Banana Bread: Beyond the Peel

By Elise Matney

Mondays are generally a less popular day of the week, but they hold a warm, golden, buttery, and sweet place in my heart—and have for years. With the past weekend’s games and fun fading into memories, and after a long day of learning and excitement at school, I would race home, bursting through the door knowing that Mondays meant only one thing in my house: Banana Bread Day!

Spotted Surprises 
While weekends were spent using up the last of our groceries and making lists for the week—what do we have, what do we need, and what is going bad soon that we should use quickly—Mondays were devoted to making and baking most of our surplus foods. Bananas were always on that list. I quickly learned that overripe bananas—the brown, spotted, and most unappetizing-looking ones—are actually the easiest to bake with, being soft and producing the sweetest flavors.

Banana Republic
Fortunately, my home included Dora, my second grandma and beloved nanny who was an expert at baking all things—especially banana bread. Dora, was born in Guatemala, which has a surplus of what she called “bananos,” and is one of the largest suppliers of bananas to North America. Wise Guatemalans often make banana bread to use their excess bananas just before they are too brown to eat. While Dora’s homeland produced golden treats for the world to enjoy, she also shared many not-so-sunny stories about what banana farms meant to her: companies owning too much of the land, a lack of worker rights, governmental instability, and gangs that left her fearful—and became a big reason why she left the country once she had her own children.

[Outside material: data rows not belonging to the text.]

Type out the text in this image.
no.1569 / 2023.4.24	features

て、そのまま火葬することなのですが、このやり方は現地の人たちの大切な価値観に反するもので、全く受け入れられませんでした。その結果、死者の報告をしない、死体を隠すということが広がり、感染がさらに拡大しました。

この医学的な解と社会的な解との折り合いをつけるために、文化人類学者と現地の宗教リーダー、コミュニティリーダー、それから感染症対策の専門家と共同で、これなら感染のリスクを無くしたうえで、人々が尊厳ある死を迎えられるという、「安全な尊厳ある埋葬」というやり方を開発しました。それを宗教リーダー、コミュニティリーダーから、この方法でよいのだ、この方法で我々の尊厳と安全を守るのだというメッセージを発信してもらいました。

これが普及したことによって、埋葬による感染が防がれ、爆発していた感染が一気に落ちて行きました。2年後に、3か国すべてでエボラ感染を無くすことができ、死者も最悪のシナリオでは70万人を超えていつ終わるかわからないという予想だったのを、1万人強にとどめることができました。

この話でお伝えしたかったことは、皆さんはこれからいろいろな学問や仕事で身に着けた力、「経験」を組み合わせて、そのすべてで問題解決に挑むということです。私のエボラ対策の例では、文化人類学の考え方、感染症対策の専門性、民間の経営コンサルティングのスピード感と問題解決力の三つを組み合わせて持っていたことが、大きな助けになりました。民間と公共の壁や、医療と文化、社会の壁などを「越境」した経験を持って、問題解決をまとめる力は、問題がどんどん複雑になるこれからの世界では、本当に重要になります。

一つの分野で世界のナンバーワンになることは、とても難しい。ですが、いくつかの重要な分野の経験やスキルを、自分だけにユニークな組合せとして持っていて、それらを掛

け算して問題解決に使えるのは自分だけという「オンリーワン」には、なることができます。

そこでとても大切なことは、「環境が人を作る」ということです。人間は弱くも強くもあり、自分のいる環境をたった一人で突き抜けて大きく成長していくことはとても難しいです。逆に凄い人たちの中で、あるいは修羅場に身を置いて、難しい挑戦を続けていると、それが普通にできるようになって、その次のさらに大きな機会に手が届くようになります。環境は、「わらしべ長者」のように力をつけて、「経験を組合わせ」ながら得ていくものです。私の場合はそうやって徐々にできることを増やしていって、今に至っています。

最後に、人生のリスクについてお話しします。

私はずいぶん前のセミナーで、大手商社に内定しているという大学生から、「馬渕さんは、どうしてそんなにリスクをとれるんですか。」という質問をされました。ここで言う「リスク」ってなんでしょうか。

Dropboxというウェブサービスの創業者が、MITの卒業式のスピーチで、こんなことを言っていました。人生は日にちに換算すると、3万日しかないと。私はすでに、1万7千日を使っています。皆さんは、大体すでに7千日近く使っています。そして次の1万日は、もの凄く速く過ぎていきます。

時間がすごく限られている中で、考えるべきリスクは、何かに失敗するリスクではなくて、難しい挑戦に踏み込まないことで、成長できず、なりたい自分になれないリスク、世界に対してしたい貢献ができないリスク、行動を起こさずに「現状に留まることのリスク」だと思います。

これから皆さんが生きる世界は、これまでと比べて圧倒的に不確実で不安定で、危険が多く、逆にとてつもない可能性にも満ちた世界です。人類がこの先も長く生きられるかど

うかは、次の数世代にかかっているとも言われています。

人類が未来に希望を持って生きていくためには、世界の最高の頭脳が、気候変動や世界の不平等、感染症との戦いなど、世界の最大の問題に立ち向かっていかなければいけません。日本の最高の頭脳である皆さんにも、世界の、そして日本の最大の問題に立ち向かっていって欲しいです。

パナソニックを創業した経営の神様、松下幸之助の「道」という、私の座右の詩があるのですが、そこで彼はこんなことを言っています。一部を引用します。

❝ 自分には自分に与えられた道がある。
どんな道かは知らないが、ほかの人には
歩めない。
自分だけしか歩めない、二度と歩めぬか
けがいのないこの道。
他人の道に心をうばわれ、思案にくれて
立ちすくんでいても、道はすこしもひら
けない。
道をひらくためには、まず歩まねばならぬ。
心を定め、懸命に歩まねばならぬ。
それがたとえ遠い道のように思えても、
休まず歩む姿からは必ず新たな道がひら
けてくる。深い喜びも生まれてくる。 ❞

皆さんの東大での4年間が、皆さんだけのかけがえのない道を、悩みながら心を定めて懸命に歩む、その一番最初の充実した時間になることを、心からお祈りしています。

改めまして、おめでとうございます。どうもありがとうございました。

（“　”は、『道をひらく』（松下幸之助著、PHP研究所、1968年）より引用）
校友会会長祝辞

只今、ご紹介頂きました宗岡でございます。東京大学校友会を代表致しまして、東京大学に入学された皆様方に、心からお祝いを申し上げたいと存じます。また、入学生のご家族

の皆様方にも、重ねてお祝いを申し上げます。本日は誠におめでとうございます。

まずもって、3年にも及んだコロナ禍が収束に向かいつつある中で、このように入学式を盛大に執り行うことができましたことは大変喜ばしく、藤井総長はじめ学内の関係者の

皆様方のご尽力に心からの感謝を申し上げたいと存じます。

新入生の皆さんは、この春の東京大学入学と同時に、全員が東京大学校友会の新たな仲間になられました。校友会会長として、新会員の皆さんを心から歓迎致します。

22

The older me now knows she was born into what is often called a “banana republic,” a term used when a country becomes too dependent on a single product or export, causing instability as people and government lose control to companies. Dora would often say that the price would be paid for generations to come.

Rise and Risks
Banana bread’s popularity in the United States was also born out of tough times, specifically the Great Depression of the 1930s, when sugar became expensive and a banana’s sweetness offered a more affordable alternative to keep baked goods enjoyable.
Though banana bread contains fewer than ten ingredients, most of which you likely already have in your pantry, it can be easy to make mistakes. So please learn from my many, many failed batches before you take yours to the oven:
  1. Use room-temperature ingredients so they blend more easily.
  2. Don’t overmix, this can create gummy, dense bread.
  3. Use the right bananas, spotted and brown overripe bananas make the best bread!
 
The price of peace
Get ready—National Banana Bread Day arrives every February 23rd in the US. Let it be a simple reminder not just to bake something warm and familiar, but to acknowledge the long, complicated story behind the ingredients we may take for granted. Enjoying what comes out of our ovens can go hand in hand with recognizing the farmers, workers, and countries whose workers and land make our comfort foods possible. And if banana bread teaches anything, it’s that value isn’t always obvious at first glance; what looks past its prime can still hold something worth appreciating, if we’re willing and take the time to look past the peel.